War Does Not Stimulate the Economy
That is the only thing about this essay that I thought was missing. In simple economic terms, war is just a cost-shifting mechanism(the essay discussed this, but wasn't specific about the economic impact). A la the Henry Hazlitt example, if I break your window, it's true that I have just provided business for the glass manufacturer up the street. You will have to pay the glass manufacturer money to replace the window. On the other hand, if I had NOT broken your window, you would have had extra money to spend on other things -- going to dinner, buying a new suit, or whatever. All war does is shift the money out of your pocket and into the pocket of the glass(munitions, army supplies) manufacturer.
If war were actually stimulating to the economy, that would be a reason( however weak) to support it. In reality, war just destroys; it does not produce anything, and it siphons money, labor and materials away from productive concerns to support its existence.
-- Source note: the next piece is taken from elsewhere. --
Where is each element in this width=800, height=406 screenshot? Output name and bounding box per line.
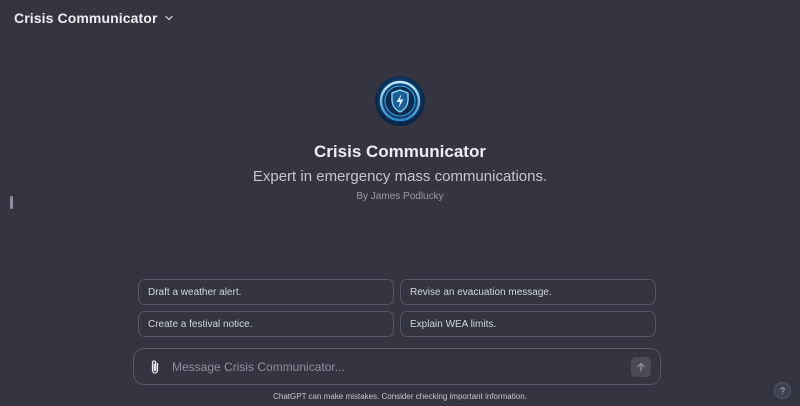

I think this man's idea of conscripting industry before we conscript the men and women who fight is brilliant. Too bad it will never happen. But, if the costs of war were laid out, and major industries were forced to donate large amounts of capital and supplies to the endeavor, we'd never have a war again. As he pointed out, lives are expendable, and so are taxpayer dollars. It all goes to fund the cost-shifting of money into the pants-pockets of the powerful industrialists.